La contestation contre la classe politique ne faiblit pas à Tripoli, grande ville du nord du Liban, au quatrième jour de manifestations contre la gestion de la pandémie. Des foules en colère se sont rassemblées, jeudi 28 janvier, devant les résidences à Tripoli de personnalités politiques influentes, incendiant des bennes à ordures et brisant des caméras de surveillance.
Les manifestants ont jeté en fin de journée des cocktails Molotov dans les locaux de la mairie de la ville, provoquant un violent incendie, selon l'agence de presse nationale.
"Nous voulons incendier leur maison comme ils nous ont brûlé le cœur", a dit à l'AFP Omar Qarhani, père de six enfants. "Ils ont fait honte à cette ville", ajoute ce chômeur de 42 ans, en référence aux dirigeants politiques.
Pour les manifestants, les confinements à répétition, notamment celui en vigueur depuis le 14 janvier, l'un des plus stricts du monde, ont été le coup de grâce, dans un pays qui connaît sa pire crise économique depuis la fin de la guerre civile (1975-1990), aggravée par la pandémie et ayant entraîné des segments entiers de la population sous le seuil de pauvreté.
"Ils ont ruiné l'avenir de notre jeunesse et conduit notre pays à la ruine"
Tripoli, deuxième ville du Liban et l'une des plus pauvres du pays, est ainsi le théâtre depuis lundi de violents affrontements nocturnes entre les forces de sécurité et des manifestants excédés par les restrictions sanitaires et une crise économique qui ne cesse de s'approfondir.
Avec plus de la moitié de ses habitants vivant sous le seuil de pauvreté, la ville a été l'un des épicentres du mouvement de contestation sans précédent déclenché en octobre 2019 à travers le pays contre une classe dirigeante accusée de corruption et d'incompétence.
"Que n'importe quel politicien ose marcher dans les rues de Tripoli!", lance avec défi Omar Qarhani au milieu d'une centaine de manifestants rassemblés devant la maison d'un responsable politique de cette ville.
Au milieu d'une foule compacte massée devant la maison du député Fayçal Karamé, Adnan Abdallah s'est lancé dans une diatribe contre les dirigeants originaires de la ville, dont certains sont classés parmi les milliardaires de la planète.

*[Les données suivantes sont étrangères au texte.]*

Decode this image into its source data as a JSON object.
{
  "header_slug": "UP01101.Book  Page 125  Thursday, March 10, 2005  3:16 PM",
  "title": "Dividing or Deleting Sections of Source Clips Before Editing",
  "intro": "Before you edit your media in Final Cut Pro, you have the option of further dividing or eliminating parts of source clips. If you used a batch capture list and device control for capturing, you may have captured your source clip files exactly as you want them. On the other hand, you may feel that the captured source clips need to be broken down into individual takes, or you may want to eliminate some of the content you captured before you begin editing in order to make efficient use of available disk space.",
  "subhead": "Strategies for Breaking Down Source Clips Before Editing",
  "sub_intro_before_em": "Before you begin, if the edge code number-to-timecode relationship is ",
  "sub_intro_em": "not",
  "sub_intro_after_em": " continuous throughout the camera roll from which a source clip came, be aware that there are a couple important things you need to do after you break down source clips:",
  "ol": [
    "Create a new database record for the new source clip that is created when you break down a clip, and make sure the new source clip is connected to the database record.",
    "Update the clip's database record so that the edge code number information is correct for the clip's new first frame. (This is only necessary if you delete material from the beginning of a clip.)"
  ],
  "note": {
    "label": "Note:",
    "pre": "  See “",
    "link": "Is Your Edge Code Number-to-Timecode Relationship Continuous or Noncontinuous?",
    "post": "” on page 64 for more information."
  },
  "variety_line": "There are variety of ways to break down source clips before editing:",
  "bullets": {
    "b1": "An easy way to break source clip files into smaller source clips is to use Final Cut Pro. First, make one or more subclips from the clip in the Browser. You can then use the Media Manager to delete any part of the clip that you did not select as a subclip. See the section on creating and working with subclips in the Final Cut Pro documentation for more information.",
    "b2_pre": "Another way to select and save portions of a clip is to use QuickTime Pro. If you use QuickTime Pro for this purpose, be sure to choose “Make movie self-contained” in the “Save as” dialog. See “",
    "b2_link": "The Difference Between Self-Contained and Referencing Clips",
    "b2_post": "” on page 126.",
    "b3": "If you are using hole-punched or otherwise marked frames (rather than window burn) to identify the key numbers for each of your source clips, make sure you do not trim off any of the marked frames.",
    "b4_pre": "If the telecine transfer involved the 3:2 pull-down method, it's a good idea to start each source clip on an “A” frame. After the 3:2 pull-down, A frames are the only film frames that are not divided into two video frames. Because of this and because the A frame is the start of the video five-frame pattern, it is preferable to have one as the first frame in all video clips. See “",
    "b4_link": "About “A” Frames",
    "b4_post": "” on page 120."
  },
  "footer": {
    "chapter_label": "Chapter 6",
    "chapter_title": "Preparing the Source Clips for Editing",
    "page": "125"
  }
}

"Nous ciblons les foyers des politiciens parce qu'ils sont responsables de la situation dans laquelle le Liban se retrouve aujourd'hui", lance-t-il. "Nos dirigeants sont les mêmes depuis 30 ans. Ils ont ruiné l'avenir de notre jeunesse et conduit notre pays à la ruine", déplore-t-il.
"Ils nous forcent à vivre dans l'humiliation"
Devant la maison de Samir al-Jisr, autre député de Tripoli et ancien ministre de la Justice, des manifestants ont déclenché un incendie, rapidement éteint par les forces de sécurité.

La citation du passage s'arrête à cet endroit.